Une histoire d'amour diabolique
Le talent d'écriture est-il héréditaire ? Avant de me lancer dans la lecture de ce livre, je me le suis demandé, et pour être franc, j'y suis un peu allé à reculons. Joe Hill étant le fils de Stephen King, j'imaginais qu'il ne devait l'opportunité d'être publié qu'aux relations de son père, et les premiers paragraphes ne m'ont pas rassuré en raison d'un style descriptif aux trop nombreux adjectifs. Après une petite dizaine de pages, j'ai toutefois commencé à être intrigué par cette histoire de diable en herbe, et finalement, après environ 50 pages, j'étais (à ma plus grande surprise) complètement happé par l'intrigue. Comme quoi, il ne faut jamais trop se fier à ses aprioris…

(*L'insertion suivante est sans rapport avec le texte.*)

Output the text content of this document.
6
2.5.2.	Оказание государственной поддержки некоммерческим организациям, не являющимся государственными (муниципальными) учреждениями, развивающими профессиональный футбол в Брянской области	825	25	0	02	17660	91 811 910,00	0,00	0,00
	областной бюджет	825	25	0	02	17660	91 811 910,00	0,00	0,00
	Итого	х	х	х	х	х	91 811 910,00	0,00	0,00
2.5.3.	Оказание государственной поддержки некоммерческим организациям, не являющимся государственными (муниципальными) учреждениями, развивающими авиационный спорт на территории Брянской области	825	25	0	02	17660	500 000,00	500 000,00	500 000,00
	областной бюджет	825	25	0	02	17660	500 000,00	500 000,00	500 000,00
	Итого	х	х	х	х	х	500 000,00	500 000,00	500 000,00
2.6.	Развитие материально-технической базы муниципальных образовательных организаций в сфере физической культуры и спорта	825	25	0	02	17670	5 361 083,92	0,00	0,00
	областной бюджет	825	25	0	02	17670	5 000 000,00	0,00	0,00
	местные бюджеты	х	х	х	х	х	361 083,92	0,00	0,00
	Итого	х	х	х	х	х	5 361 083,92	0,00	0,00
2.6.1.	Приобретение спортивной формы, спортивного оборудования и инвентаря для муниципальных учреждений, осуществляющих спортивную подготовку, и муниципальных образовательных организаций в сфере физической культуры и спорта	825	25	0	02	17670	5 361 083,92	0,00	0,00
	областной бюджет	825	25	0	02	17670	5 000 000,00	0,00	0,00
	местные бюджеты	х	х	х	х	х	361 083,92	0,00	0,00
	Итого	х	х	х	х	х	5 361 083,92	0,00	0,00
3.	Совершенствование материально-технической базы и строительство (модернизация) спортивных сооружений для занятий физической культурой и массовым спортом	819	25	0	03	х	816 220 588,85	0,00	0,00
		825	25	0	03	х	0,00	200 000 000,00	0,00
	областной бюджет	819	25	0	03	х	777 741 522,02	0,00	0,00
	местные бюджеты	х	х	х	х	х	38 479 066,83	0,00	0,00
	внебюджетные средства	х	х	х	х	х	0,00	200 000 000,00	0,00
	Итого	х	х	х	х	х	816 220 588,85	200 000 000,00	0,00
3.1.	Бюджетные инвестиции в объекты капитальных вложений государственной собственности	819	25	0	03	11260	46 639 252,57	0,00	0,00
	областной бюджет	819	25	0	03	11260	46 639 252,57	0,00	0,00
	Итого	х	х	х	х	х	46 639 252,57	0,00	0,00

Ce roman est scindé en 5 grandes parties qui ne se suivent pas chronologiquement. Durant 400 pages, Joe Hill va mêler présent et passé, et faire de nombreux aller-retour entre l'adolescence d'Iggy Perrish et sa vie de jeune homme maudit. Si tout ce qui concerne les fameuses cornes et leurs pouvoirs s'avère réjouissant à lire, les flashbacks sont un peu plus conventionnels. L'histoire d'amour entre Merrin et Iggy constitue le sujet principal du livre, soyez-en bien conscient avant de vous lancer dans sa lecture. Si vous n'aimez pas les histoires d'amour pleines de candeur, vous risquez de pester devant la place importante que prend l'idylle adolescente entre ces 2 âmes sœurs.
Depuis que ses cornes sont apparues, Ig peut non seulement influencer les gens rien qu'en les regardant, mais il peut également tout savoir de leur passé dès qu'ils le touchent. Ainsi, une partie cruciale de l'intrigue (la dernière soirée de Merrin) sera vue sous 3 angles différents pendant de longues pages, et si la perception des évènements diffère d'un personnage à l'autre, ce procédé est un peu rébarbatif dans un livre qui ne comporte que 400 pages. En revenant encore et encore sur un point clé de l'intrigue, Joe Hill nous permet certes de bien comprendre ce qui s'est passé, mais il donne aussi parfois l'impression de faire du surplace, narrativement parlant. De plus, la quatrième partie du roman qui est consacrée au grand méchant de l'histoire est loin d'être passionnante, et par moments, on se demande où l'auteur veut en venir (toutes ces histoires de chat et de lune).
Dans l'ensemble, Cornes reste toutefois très plaisant à lire. Joe Hill possède un vrai talent de conteur, et il semble prendre un malin plaisir à confronter son héros aux cruelles confessions de son entourage. Ce roman possède également une bonne dose d'humour noir, et tout comme son père, Joseph Hillstrom King possède un réel don pour décrire la période charnière de l'adolescence, et plus particulièrement les relations d'amitié entre garçons. Toute la partie purement fantastique consacrée à la cabane magique s'avère bien moins convaincante : plutôt que de nous proposer une explication trop tirée par les cheveux, j'aurais préféré que l'auteur nous laisse carrément dans le flou quant à l'origine des cornes. Le pourquoi du comment n'est finalement pas si intéressant que cela, et j'aurais aimé voir Iggy s'amuser davantage encore avec ses pouvoirs diaboliques, car c'est dans ces moments de pur sadisme que le fils de Stephen King excelle le plus.